Optimiser le parachèvement des flacons

L’univers sombre et mécanique laisse place à la blancheur des blouses et des charlottes. Les flacons tièdes sont saisis six par six et auscultés par deux machines comportant chacune une vingtaine de capteurs. Des opérateurs vérifient sur écran la conformité des produits avant un ultime contrôle manuel en bout de ligne. Les flacons conformes sont, pour 55 % d’entre eux, parachevés sur place. Le reste est livré brut chez le client, qui se chargera de la décoration. Les rebuts – 30 % environ – sont brisés et réintroduits dans le circuit de production. Un taux moyen, dans cette industrie, que le groupe espère réduire en investissant dans de nouvelles machines de vision, explique Thierry Rabu, le directeur général du pôle flaconnage.

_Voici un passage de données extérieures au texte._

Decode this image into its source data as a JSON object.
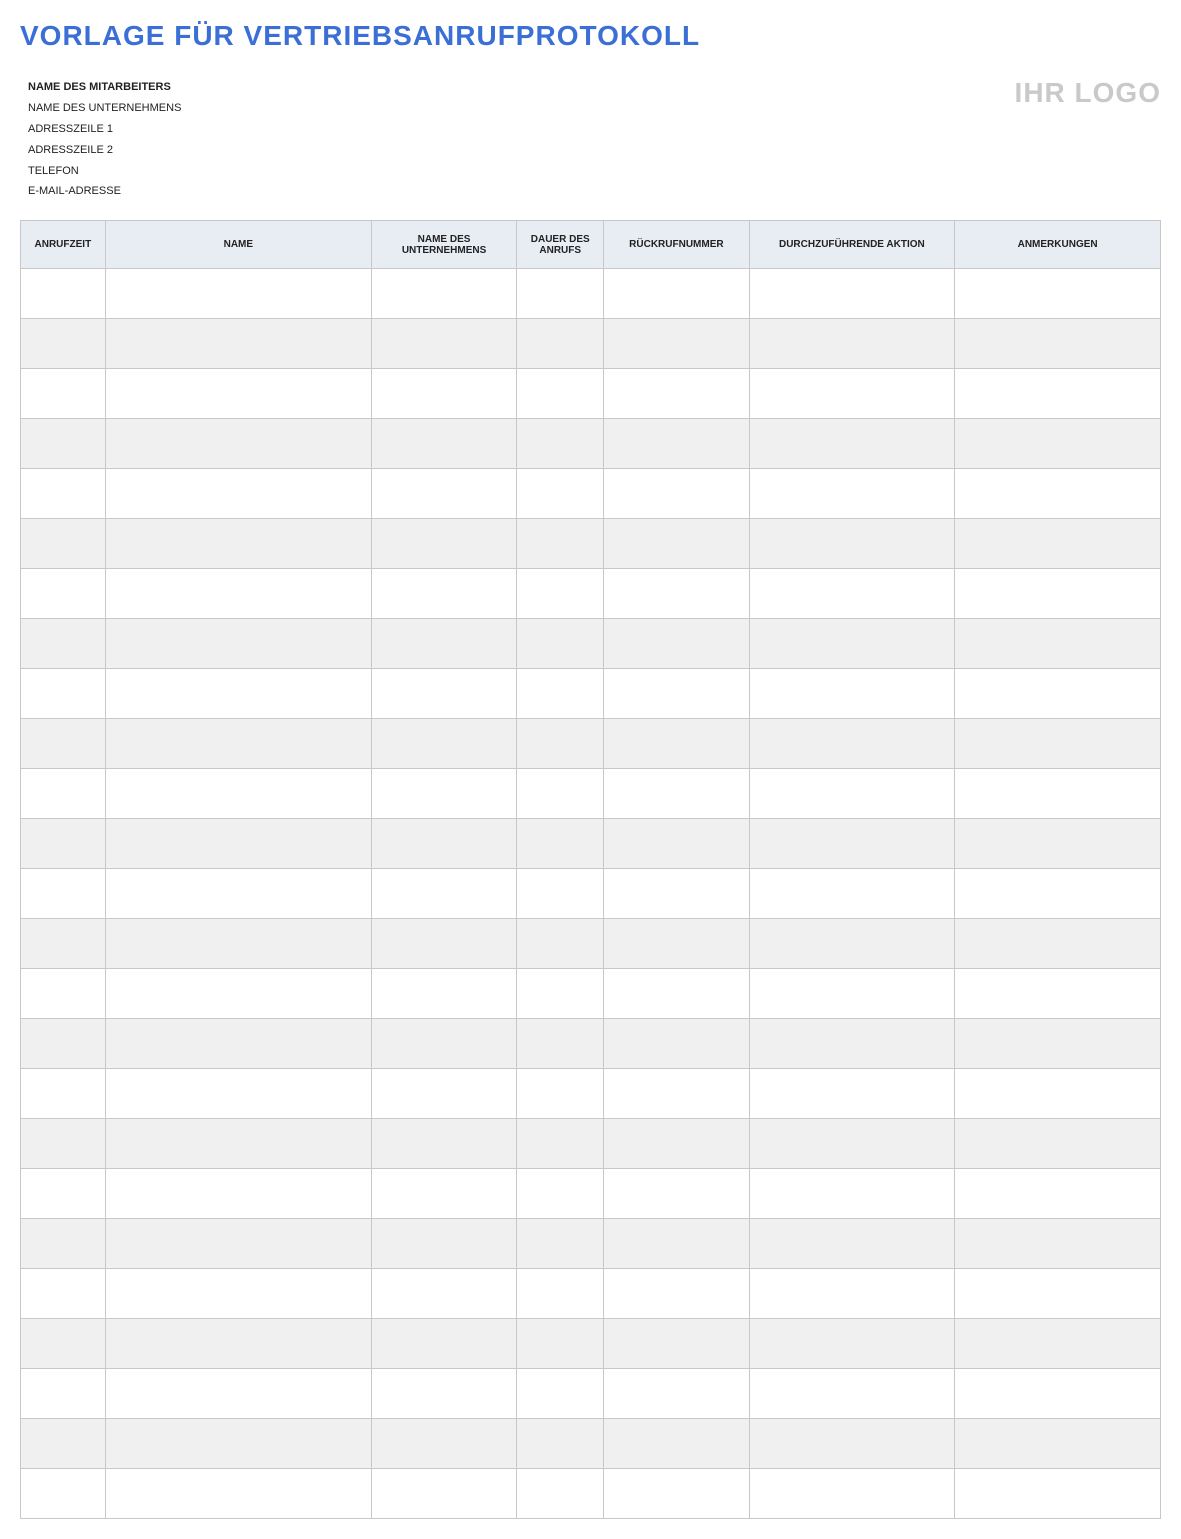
{
  "title": "VORLAGE FÜR VERTRIEBSANRUFPROTOKOLL",
  "logo_text": "IHR LOGO",
  "info": {
    "employee_label": "NAME DES MITARBEITERS",
    "company_label": "NAME DES UNTERNEHMENS",
    "address1_label": "ADRESSZEILE 1",
    "address2_label": "ADRESSZEILE 2",
    "phone_label": "TELEFON",
    "email_label": "E-MAIL-ADRESSE"
  },
  "columns": {
    "time": "ANRUFZEIT",
    "name": "NAME",
    "company": "NAME DES UNTERNEHMENS",
    "duration": "DAUER DES ANRUFS",
    "callback": "RÜCKRUFNUMMER",
    "action": "DURCHZUFÜHRENDE AKTION",
    "notes": "ANMERKUNGEN"
  },
  "row_count": 25
}
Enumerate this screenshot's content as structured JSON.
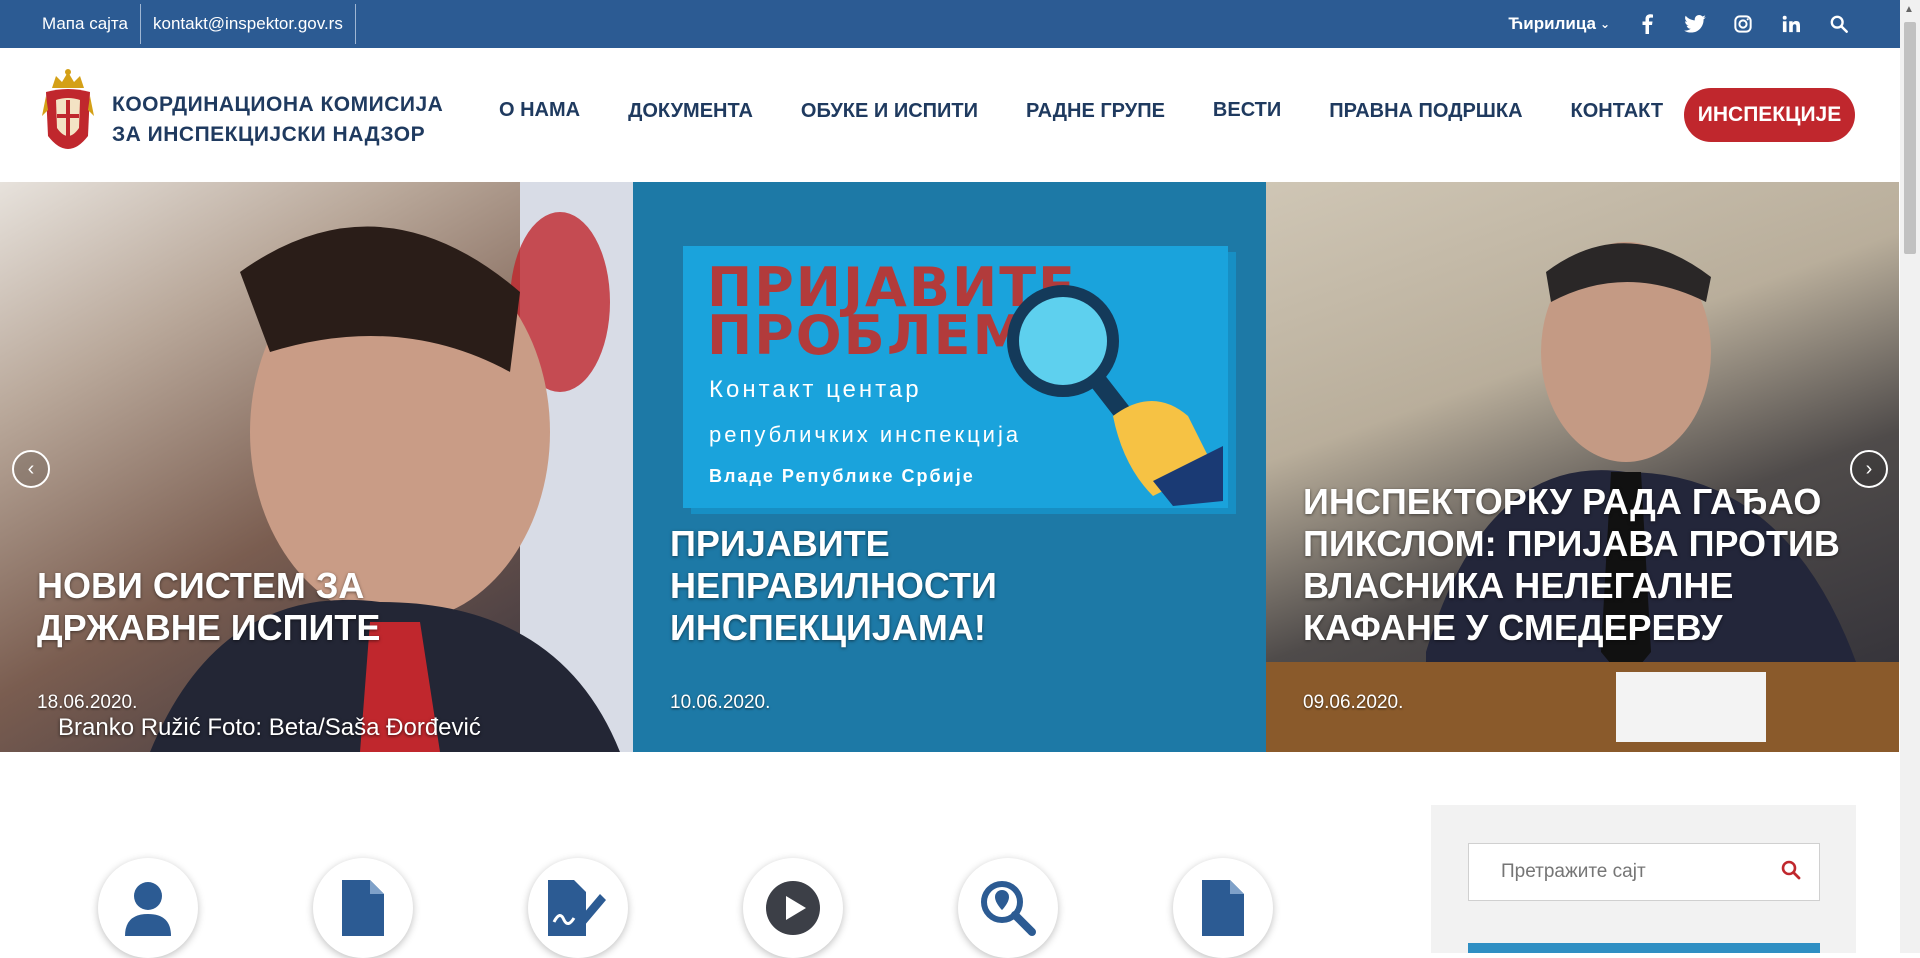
{
  "topbar": {
    "sitemap": "Мапа сајта",
    "email": "kontakt@inspektor.gov.rs",
    "language": "Ћирилица",
    "social": [
      "facebook-icon",
      "twitter-icon",
      "instagram-icon",
      "linkedin-icon",
      "search-icon"
    ]
  },
  "header": {
    "brand_line1": "КООРДИНАЦИОНА КОМИСИЈА",
    "brand_line2": "ЗА ИНСПЕКЦИЈСКИ НАДЗОР",
    "nav": [
      "О НАМА",
      "ДОКУМЕНТА",
      "ОБУКЕ И ИСПИТИ",
      "РАДНЕ ГРУПЕ",
      "ВЕСТИ",
      "ПРАВНА ПОДРШКА",
      "КОНТАКТ"
    ],
    "cta": "ИНСПЕКЦИЈЕ"
  },
  "slides": [
    {
      "title": "НОВИ СИСТЕМ ЗА ДРЖАВНЕ ИСПИТЕ",
      "date": "18.06.2020.",
      "caption": "Branko Ružić Foto: Beta/Saša Đorđević"
    },
    {
      "title": "ПРИЈАВИТЕ НЕПРАВИЛНОСТИ ИНСПЕКЦИЈАМА!",
      "date": "10.06.2020.",
      "poster": {
        "line1": "ПРИЈАВИТЕ",
        "line2": "ПРОБЛЕМ!",
        "line3": "Контакт центар",
        "line4": "републичких инспекција",
        "line5": "Владе Републике Србије"
      }
    },
    {
      "title": "ИНСПЕКТОРКУ РАДА ГАЂАО ПИКСЛОМ: ПРИЈАВА ПРОТИВ ВЛАСНИКА НЕЛЕГАЛНЕ КАФАНЕ У СМЕДЕРЕВУ",
      "date": "09.06.2020."
    }
  ],
  "quick_icons": [
    "user-icon",
    "document-icon",
    "signature-icon",
    "play-icon",
    "search-location-icon",
    "file-icon"
  ],
  "sidebar": {
    "search_placeholder": "Претражите сајт"
  },
  "colors": {
    "topbar": "#2c5b93",
    "brand": "#1f3a5f",
    "cta": "#c0272d",
    "slide2": "#1d79a6"
  }
}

Globalement, l’étape de parachèvement a bénéficié de 17 millions d’euros d’investissements répartis sur les trois sites français de flaconnage – Guimerville, Gamaches (Somme) et Beaugency (Loiret). « Le groupe va développer l’automatisation et réorganiser les flux dans le parachèvement pour répondre à la concurrence de pays à bas coût », précise Tristan Farabet, le directeur général du groupe. À Guimerville, la zone de collage, sérigraphie et assemblage a été revue pour améliorer l’ergonomie et la performance. De nouvelles machines, comme le robot qui pose le silicone sur le col ou l’automate qui décaisse à grande vitesse, démontrent l’ambition du groupe : un pied dans la tradition, un autre dans l’innovation. Pour pérenniser ce savoir-faire, une Pochet Academy ouvrira ses portes dans les prochains mois.